Gerade muss ich etwas lachen; ich wollte mich auch mal wieder melden, so nach Wochen und etwas intelligentes Schreiben. Was interessant sein könnte und wie es uns hier so geht. Und habe dann erstmal meinen letzten Eintrag durchgelesen, um vielleicht ein Thema aufzugreifen. Ok! Ich könnte locker ‚copy paste‘ machen, weil sich unsere Situation null geändert hat.
Seit 12 Wochen sind wir nun zuhause. Die Kinder haben seit April das Haus gar nicht mehr verlassen. Viermal vielleicht, weil wir unsere Haushälterin Josfina geholt und gebracht haben und wenn mein Mann Leo nicht da ist, dann nehm ich die drei Kinder halt mit. Es gibt hier keinen Wald und keinen (geöffneten) Park. Wir gehen mit den Kindern wirklich nicht raus.
Es hat sich hier nicht viel verändert. Mein Mann muss öfters aufs Dorf als zuvor; ich bin also wenigstens 4 Mal die Woche alleine mit den Kindern Tag und Nacht. Ich werde immer fauler und bin gelangweilt.. ich weiß nicht, wo das hinführen soll. Ich „mache“ nichts und möchte Ende Dezember nicht feststellen, dass ich nichts verwirklicht habe, dieses Jahr. Ich bin getrieben von diesem Gedanken und kann mich selber ganz gut runterziehen. Ich sitze ja nicht rum und drehe Däumchen. Trotzdem habe ich gerne Projekte, die ich abhaken kann. Mit das gewünschte Schleifgerät zu bestellen und die Küchenmöbel zu bearbeiten, habe ich aber leider keine Lust zu!
Im Mai hatte ich eine Glück-Im-Mai-Challenge initiiert, die hauptsächlich auf Instagram aktiv war und passiv-aktiv auf meinem Blog ‚Mein Glücksprojekt‘. Aber das ist nun auch nicht die Bombe.

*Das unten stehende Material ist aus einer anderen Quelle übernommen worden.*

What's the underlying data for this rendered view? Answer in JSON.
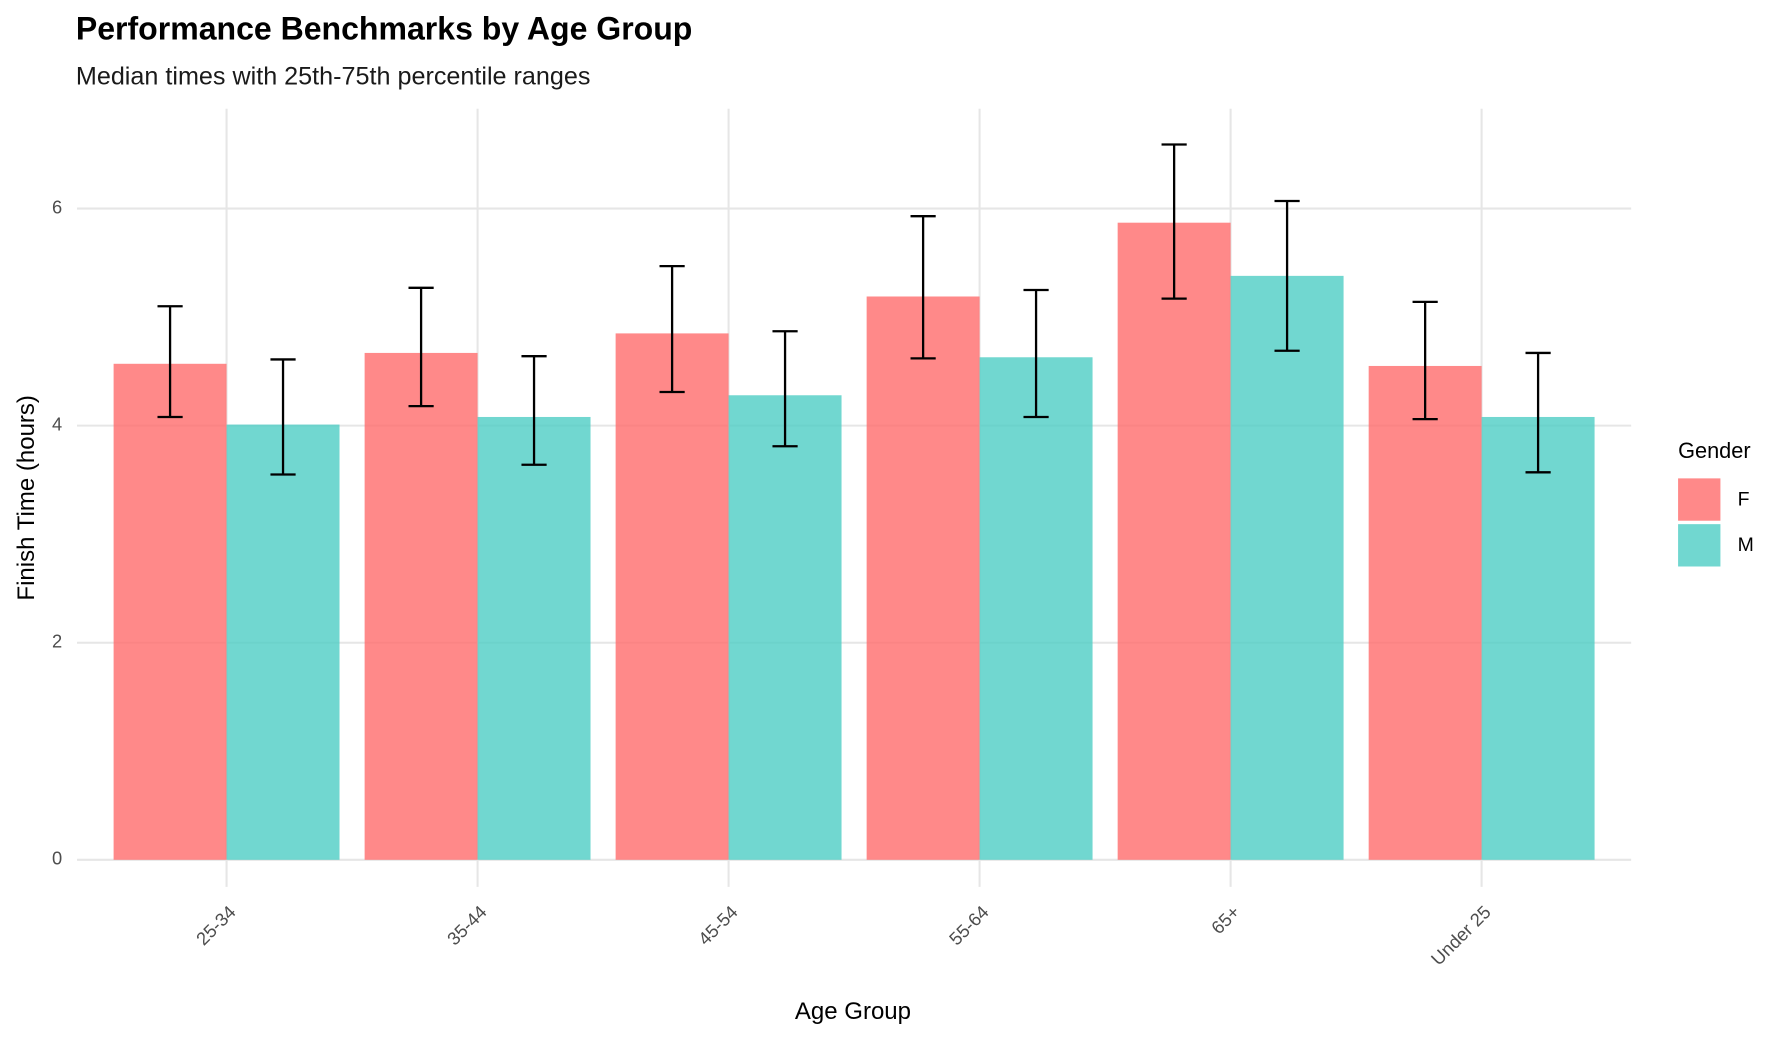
{
  "chart_data": {
    "type": "bar",
    "title": "Performance Benchmarks by Age Group",
    "subtitle": "Median times with 25th-75th percentile ranges",
    "x_label": "Age Group",
    "y_label": "Finish Time (hours)",
    "legend_title": "Gender",
    "legend_position": "right",
    "categories": [
      "25-34",
      "35-44",
      "45-54",
      "55-64",
      "65+",
      "Under 25"
    ],
    "series": [
      {
        "name": "F",
        "color": "#FF6B6B",
        "values": [
          4.57,
          4.67,
          4.85,
          5.19,
          5.87,
          4.55
        ],
        "lower": [
          4.08,
          4.18,
          4.31,
          4.62,
          5.17,
          4.06
        ],
        "upper": [
          5.1,
          5.27,
          5.47,
          5.93,
          6.59,
          5.14
        ]
      },
      {
        "name": "M",
        "color": "#4ECDC4",
        "values": [
          4.01,
          4.08,
          4.28,
          4.63,
          5.38,
          4.08
        ],
        "lower": [
          3.55,
          3.64,
          3.81,
          4.08,
          4.69,
          3.57
        ],
        "upper": [
          4.61,
          4.64,
          4.87,
          5.25,
          6.07,
          4.67
        ]
      }
    ],
    "bar_opacity": 0.8,
    "ylim": [
      -0.25,
      6.92
    ],
    "yticks": [
      0,
      2,
      4,
      6
    ],
    "grid": true
  }
}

Ich wollte mich dadurch beschäftigen, mir Ideen holen, auf andere Gedanken kommen und dankbar sein, für unsere Luxus-Lockdown-Situation (obwohl so ein Wald in der Nähe wäre wohl echter Luxus). Das hat auch 3 Wochen gut geklappt, dann war die Luft raus.
Das Baby Iyari merkt es wohl auch. Es ist nun 8 Monate alt und weckt mich nachts alle 2 Stunden – seit Wochen. So richtig fit bin tagsüber dadurch noch weniger. Gejammer, Gejammer. So will ich nun wirklich nicht sein. Bis zum 30. Mai hatten sie gesagt. Es ist nun ein Ampelsystem eingeführt worden. Rot ist Lockdown, Orange, Gelb und dann grün wäre der Normalzustand — alles wieder geöffnet. Ganz Mexiko ist komplett rot. Das ist der Witz. Keine Änderung. Die Kinder kehren nicht in die Vorschule zurück, mindestens bis August. Das Baby kommt vielleicht gar nicht erst rein in die Kita. Die Uni beginnt bis September. Alles bleibt so wie es ist. Mindestens zwei Monate nich. Weitere 8 Wochen. Enorm, unfassbar und doch, es ist schön, dass alle drei Kinder so eng miteinander sind, so viel Zeit miteinander verbringen.. das nimmt ihnen keiner.
Es ist wieder furchtbar warm hier. So warm habe ich es noch nie in Erinnerung gehabt. 29°C im Schlafzimmer. Der Wahnsinn für Zacatecas. Das Foto zum Beitrag ist abends um 18 Uhr entstanden auf unserem Dach… da konnte man es draussen ein bisschen aushalten.